Pasó las yemas de los dedos por la nariz de él y dijo algo ininteligible. Pero no era necesario escuchar. Lo único que se necesitaba era entender el momento, la sensación, el ánimo. Todo lo que ella quería decir con aquellas caricias, con los besos, con las frases inconexas referían a una sola cosa: adoración.
Le abrazó, le apretó contra sus pechos desnudos que hacía varios años habían dejado de ser turgentes, volvió a besarle el pómulo, casi en el ojo izquierdo y le preguntó:
-¿En qué momento te convertiste en un demonio?

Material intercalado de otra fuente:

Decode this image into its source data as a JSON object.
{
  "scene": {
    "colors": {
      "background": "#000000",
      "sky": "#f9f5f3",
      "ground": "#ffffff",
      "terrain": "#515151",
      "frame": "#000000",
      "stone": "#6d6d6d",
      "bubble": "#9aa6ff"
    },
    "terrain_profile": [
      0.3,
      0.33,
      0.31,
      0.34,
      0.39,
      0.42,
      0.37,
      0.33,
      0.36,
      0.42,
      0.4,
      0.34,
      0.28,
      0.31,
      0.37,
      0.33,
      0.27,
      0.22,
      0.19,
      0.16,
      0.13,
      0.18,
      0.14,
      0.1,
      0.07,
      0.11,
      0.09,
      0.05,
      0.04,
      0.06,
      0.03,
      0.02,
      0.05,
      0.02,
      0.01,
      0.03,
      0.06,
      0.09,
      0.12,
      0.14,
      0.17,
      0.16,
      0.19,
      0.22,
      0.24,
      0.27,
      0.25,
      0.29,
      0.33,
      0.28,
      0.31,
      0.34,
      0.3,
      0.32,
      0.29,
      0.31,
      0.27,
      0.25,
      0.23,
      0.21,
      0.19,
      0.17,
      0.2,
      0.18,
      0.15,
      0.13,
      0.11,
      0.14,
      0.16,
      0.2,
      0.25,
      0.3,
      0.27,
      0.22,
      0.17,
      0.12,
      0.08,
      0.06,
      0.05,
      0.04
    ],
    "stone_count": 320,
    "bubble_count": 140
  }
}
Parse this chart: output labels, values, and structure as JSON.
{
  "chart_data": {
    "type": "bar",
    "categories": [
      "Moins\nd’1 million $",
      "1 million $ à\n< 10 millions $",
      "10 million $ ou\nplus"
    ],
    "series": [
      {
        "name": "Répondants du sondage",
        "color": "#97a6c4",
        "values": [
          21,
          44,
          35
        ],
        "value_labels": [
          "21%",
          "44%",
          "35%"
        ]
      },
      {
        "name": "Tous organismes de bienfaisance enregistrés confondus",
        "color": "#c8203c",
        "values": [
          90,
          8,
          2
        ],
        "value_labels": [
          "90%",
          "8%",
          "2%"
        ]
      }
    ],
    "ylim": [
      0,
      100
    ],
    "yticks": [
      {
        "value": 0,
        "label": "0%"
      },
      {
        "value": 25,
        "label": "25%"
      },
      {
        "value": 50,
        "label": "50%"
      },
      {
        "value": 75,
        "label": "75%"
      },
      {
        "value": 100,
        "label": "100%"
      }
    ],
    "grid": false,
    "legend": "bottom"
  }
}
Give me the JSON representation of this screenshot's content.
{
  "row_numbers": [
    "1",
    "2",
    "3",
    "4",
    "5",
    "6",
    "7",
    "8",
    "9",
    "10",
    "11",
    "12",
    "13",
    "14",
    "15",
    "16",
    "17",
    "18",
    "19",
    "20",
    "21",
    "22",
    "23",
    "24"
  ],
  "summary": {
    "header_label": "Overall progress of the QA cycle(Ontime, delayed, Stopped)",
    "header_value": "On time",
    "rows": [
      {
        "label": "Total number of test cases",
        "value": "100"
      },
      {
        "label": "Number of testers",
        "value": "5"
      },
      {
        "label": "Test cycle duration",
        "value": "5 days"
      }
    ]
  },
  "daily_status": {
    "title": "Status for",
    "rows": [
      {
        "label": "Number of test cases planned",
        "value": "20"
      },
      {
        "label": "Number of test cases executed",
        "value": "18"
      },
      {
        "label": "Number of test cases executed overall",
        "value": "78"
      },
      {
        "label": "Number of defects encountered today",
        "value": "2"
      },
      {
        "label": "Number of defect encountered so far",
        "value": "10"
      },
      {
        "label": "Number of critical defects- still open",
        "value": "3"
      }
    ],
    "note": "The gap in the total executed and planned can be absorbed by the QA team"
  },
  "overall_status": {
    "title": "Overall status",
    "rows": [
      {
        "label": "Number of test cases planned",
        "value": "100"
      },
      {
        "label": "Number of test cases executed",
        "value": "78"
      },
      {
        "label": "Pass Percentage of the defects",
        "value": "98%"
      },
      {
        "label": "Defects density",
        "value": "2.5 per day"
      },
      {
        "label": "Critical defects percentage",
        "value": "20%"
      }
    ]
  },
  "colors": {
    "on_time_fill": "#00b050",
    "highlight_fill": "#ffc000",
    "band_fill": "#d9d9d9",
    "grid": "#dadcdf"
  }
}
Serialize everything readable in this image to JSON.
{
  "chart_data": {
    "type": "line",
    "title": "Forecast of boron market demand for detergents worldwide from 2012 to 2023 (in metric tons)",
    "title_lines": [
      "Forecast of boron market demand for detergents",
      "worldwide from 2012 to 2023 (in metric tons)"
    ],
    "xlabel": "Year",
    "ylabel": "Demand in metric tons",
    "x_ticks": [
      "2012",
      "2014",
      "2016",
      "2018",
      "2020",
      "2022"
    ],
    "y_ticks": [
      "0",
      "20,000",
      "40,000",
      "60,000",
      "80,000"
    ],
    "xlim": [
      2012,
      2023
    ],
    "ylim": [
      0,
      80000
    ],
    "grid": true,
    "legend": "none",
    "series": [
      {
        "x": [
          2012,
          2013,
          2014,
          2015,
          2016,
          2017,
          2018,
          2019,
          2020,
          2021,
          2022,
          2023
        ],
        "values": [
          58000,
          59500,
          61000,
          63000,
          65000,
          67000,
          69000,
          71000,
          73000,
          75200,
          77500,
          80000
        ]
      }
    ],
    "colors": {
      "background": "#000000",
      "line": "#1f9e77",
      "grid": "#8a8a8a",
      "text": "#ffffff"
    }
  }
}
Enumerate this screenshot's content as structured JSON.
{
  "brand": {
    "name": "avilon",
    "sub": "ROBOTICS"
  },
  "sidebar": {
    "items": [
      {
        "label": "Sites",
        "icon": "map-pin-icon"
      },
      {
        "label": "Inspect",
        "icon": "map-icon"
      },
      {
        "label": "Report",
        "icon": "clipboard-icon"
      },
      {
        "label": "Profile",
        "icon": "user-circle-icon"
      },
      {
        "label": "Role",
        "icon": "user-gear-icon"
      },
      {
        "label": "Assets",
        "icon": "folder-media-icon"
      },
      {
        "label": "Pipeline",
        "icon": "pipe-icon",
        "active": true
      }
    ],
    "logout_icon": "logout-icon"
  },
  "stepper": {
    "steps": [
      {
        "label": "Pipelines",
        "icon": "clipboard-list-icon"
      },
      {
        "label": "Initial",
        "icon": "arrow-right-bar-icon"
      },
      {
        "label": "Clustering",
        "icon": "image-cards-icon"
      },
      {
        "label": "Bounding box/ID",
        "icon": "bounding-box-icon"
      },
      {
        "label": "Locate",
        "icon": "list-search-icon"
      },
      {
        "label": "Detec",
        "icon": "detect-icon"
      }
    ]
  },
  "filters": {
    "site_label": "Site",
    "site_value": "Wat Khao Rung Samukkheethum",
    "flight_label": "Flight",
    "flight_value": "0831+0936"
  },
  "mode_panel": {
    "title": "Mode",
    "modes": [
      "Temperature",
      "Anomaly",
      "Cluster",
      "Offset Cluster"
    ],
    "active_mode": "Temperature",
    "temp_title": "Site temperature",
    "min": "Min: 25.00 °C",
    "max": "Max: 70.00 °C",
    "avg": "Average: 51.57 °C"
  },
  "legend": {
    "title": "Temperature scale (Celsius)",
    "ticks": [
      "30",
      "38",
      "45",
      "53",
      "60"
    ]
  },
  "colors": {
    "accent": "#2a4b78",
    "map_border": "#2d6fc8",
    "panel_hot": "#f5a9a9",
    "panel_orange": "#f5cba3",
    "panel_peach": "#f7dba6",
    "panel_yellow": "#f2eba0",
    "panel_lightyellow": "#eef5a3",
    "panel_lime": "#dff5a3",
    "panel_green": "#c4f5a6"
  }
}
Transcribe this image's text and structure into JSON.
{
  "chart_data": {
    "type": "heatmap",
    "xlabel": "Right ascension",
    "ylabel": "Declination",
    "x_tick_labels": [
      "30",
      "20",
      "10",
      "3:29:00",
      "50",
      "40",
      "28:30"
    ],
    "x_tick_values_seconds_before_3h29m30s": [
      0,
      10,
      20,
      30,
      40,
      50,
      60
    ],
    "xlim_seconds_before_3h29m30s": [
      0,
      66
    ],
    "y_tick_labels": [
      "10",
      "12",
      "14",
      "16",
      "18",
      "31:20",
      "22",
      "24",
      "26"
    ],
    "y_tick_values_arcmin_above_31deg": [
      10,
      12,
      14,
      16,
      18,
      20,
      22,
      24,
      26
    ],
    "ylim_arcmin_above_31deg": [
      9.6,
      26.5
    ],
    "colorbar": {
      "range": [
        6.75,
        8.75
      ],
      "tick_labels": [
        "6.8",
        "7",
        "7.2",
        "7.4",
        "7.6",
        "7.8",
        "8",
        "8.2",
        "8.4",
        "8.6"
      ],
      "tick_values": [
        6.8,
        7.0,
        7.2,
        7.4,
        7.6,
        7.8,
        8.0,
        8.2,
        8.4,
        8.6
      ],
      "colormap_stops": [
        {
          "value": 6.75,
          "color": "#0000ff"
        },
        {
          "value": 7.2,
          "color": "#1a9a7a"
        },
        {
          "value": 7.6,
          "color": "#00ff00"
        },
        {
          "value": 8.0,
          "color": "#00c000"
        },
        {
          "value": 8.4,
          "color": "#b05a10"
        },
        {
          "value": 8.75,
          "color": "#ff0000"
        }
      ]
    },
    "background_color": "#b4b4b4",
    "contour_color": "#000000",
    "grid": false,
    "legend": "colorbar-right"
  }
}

-El día que te conocí -respondió aquél.
Ella apartó su rostro unos cuantos centímetros, sorprendida.
Vio en él la misma máscara de siempre: frío, calmado, inexpresivo. Ella quiso rebatir.
-Tú ya eras un demonio cuando te conocí. Toda esa maldad ya calentaba tu sangre. Todas esas ideas. Yo solo soy un instrumento para tu placer, un accesorio para tus perversiones.
-Quizá -contestó él, mientras encendía un cigarro- pero el día que nos conocimos todo se potenció, como una chispa que encuentra pasto seco en un bosque. Y como al fuego, ya nada me podrá contener.
-No quiero que te contengas. Quiero arder en tu maldad -dijo ella mientras sus mejillas se encendían y su voz temblaba, adivinando quizá lo que implicaban sus palabras. Después se acercó a él en un arrebato, para besarlo salvajemente, hundiendo los dedos en el cabello de su amante; extraviada, poseída, delirante; entregándose de la única manera que sabía hacerlo: sin reservas, diluyéndose en la piel desnuda de su demonio.